Tamao Nakahara: Yeah, I guess I gave a talk recently in which I shared a past experience where there's an education team that was sort of saying, oh, Dell's giving away all this free stuff that we would normally charge for. And I was saying, well, what if we found a shared metrics in which our goal was to grow the user base by five two x, 10 x, whatever, then people will be knocking on your door for more training. So how do you think of it this way where you're like, well, maybe if we remove the signup, we may grow the user base by 10 x and then we'll have more people engaged and maybe the responses, but I won't know who they are, so it doesn't matter.

But what could be some balance there? Because in some ways, one of our key metrics around DevRel is around just growing the community, and then that's part of what goes through the funnel.

Jon Gottfried: I mean, in some ways, DevRel is taking a consumer marketing approach to B2B products, like you're saying, I want volume, I want people in the community, and then somehow we'll make money on the other end, which is really hard to stomach because it's a long tail conversion that's often really difficult to track. I remember when I was at Twilio, and granted this was seven or eight years ago now, but frequently you meet someone at a hackathon or a conference who makes a totally novelty product using your API, and six months later they end up in a sales funnel and you only hear about it through a secondhand source. They didn't say they met you at that hackathon, they don't remember that. You don't remember that. It was just this little touch point that results in something down the line. And I think that's incredibly valuable and probably one of the biggest benefits of a community first developer relations approach.

But it's super, super hard to, except with a lot of personal relationships because oftentimes those people would email me personally and say, Hey, help me do this thing for work now. And that was not how I initially engaged with 'em, but it's what it turned into.

Tamao Nakahara: So on your next area, you really emphasise the importance of qualitative feedback and surveys.
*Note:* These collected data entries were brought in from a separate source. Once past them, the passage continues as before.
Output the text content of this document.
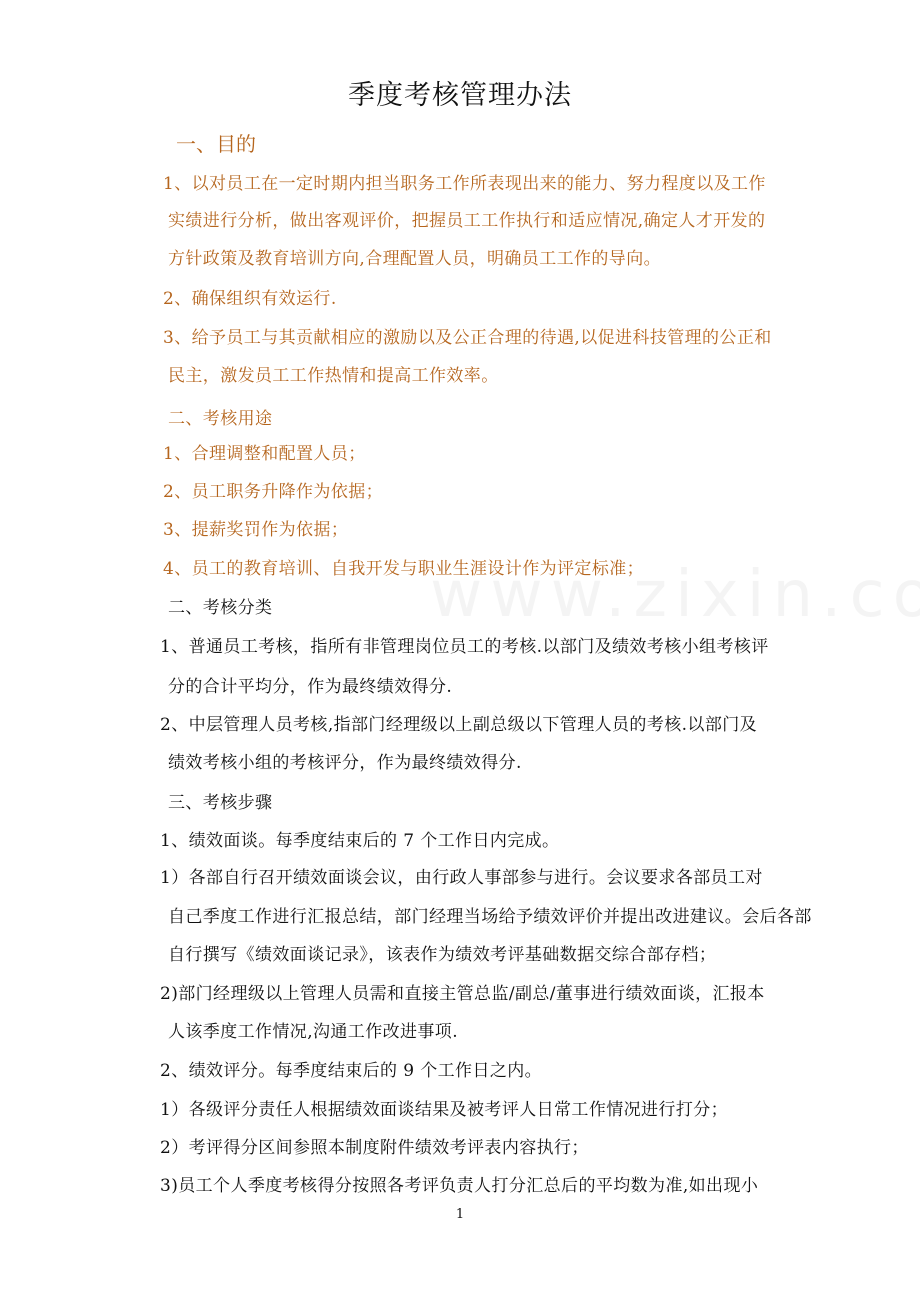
季度考核管理办法
一、目的
1、以对员工在一定时期内担当职务工作所表现出来的能力、努力程度以及工作
实绩进行分析，做出客观评价，把握员工工作执行和适应情况,确定人才开发的
方针政策及教育培训方向,合理配置人员，明确员工工作的导向。
2、确保组织有效运行.
3、给予员工与其贡献相应的激励以及公正合理的待遇,以促进科技管理的公正和
民主，激发员工工作热情和提高工作效率。
二、考核用途
1、合理调整和配置人员；
2、员工职务升降作为依据；
3、提薪奖罚作为依据；
4、员工的教育培训、自我开发与职业生涯设计作为评定标准；
二、考核分类
1、普通员工考核，指所有非管理岗位员工的考核.以部门及绩效考核小组考核评
分的合计平均分，作为最终绩效得分.
2、中层管理人员考核,指部门经理级以上副总级以下管理人员的考核.以部门及
绩效考核小组的考核评分，作为最终绩效得分.
三、考核步骤
1、绩效面谈。每季度结束后的 7 个工作日内完成。
1）各部自行召开绩效面谈会议，由行政人事部参与进行。会议要求各部员工对
自己季度工作进行汇报总结，部门经理当场给予绩效评价并提出改进建议。会后各部
自行撰写《绩效面谈记录》，该表作为绩效考评基础数据交综合部存档；
2)部门经理级以上管理人员需和直接主管总监/副总/董事进行绩效面谈，汇报本
人该季度工作情况,沟通工作改进事项.
2、绩效评分。每季度结束后的 9 个工作日之内。
1）各级评分责任人根据绩效面谈结果及被考评人日常工作情况进行打分；
2）考评得分区间参照本制度附件绩效考评表内容执行；
3)员工个人季度考核得分按照各考评负责人打分汇总后的平均数为准,如出现小
1
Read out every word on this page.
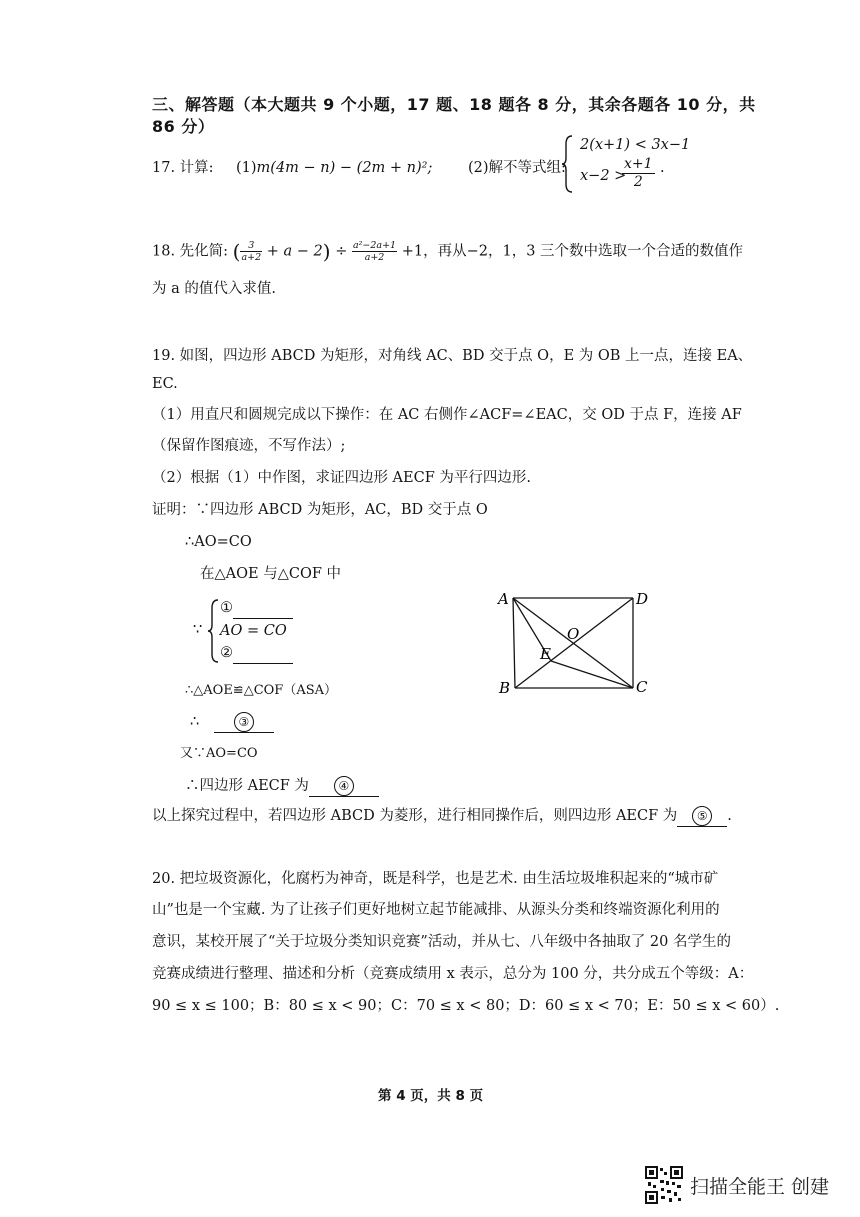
三、解答题（本大题共 9 个小题，17 题、18 题各 8 分，其余各题各 10 分，共
86 分）
17. 计算: (1)m(4m − n) − (2m + n)²; (2)解不等式组:
2(x+1) < 3x−1
x−2 >
$\frac{x+1}{2}$ .
18. 先化简: ( $\frac{3}{a+2} + a - 2) \div \frac{\text{a²−2a+1}}{a+2} +1$，再从−2，1，3 三个数中选取一个合适的数值作
为 a 的值代入求值.
19. 如图，四边形 ABCD 为矩形，对角线 AC、BD 交于点 O，E 为 OB 上一点，连接 EA、
EC.
（1）用直尺和圆规完成以下操作：在 AC 右侧作∠ACF=∠EAC，交 OD 于点 F，连接 AF
（保留作图痕迹，不写作法）;
（2）根据（1）中作图，求证四边形 AECF 为平行四边形.
证明：∵四边形 ABCD 为矩形，AC，BD 交于点 O
∴AO=CO
在△AOE 与△COF 中
∵
①
AO = CO
②
∴△AOE≌△COF（ASA）
∴	③
又∵AO=CO
∴四边形 AECF 为 ④
以上探究过程中，若四边形 ABCD 为菱形，进行相同操作后，则四边形 AECF 为 ⑤ .
A	D
B	C
O
E
20. 把垃圾资源化，化腐朽为神奇，既是科学，也是艺术. 由生活垃圾堆积起来的“城市矿
山”也是一个宝藏. 为了让孩子们更好地树立起节能减排、从源头分类和终端资源化利用的
意识，某校开展了“关于垃圾分类知识竞赛”活动，并从七、八年级中各抽取了 20 名学生的
竞赛成绩进行整理、描述和分析（竞赛成绩用 x 表示，总分为 100 分，共分成五个等级：A：
90 ≤ x ≤ 100；B：80 ≤ x < 90；C：70 ≤ x < 80；D：60 ≤ x < 70；E：50 ≤ x < 60）.
第 4 页，共 8 页
扫描全能王 创建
I really appreciate that. So I put my little academic hat on. I always wonder, I overthink surveys

Jon Gottfried: Because

Tamao Nakahara: I think, oh, well, I had some friends who are sociologists and the years of academic experience of how does craft the particular wording for a survey, how there isn't bias in it and all that. And I'm sure there are people business who've worked on that a lot, do you think to that level or do you just say, I'm not going to worry about it. We just want to get some feedback.

And maybe there's bias and maybe it's not perfect, but at least it'll get us to a place. How do you craft your surveys?

Jon Gottfried: We think about that now, and there are people on the team that are very expert in designing well-crafted, unbiased surveys. I'm not personally one of them, but that expertise does exist now. But I think even in the early days when we were figuring it out as we go, some surveying is better than nothing. Even open-ended questions that are totally open to interpretation by whoever looks at them, they're not really easy to quantify, gives you a lot of valuable touch points. And what I found is when something is particularly interesting or maybe reveals a larger pattern, get on the phone with that person, email them and say, Hey, I saw your survey result, that was super helpful. Can we talk for 20 minutes about what you meant here?

And that can reveal a lot more depth, especially when the surveys are not super well crafted. I dunno, I think that some surveying is better than the perfect surveying. We don't need to be perfectionist, even if that's the right way to do it. And at scale that matters way more. But if you have a hundred or a thousand developers or even 10,000 developers, it may not matter as much. Maybe just having the information coming in from that source is valuable enough.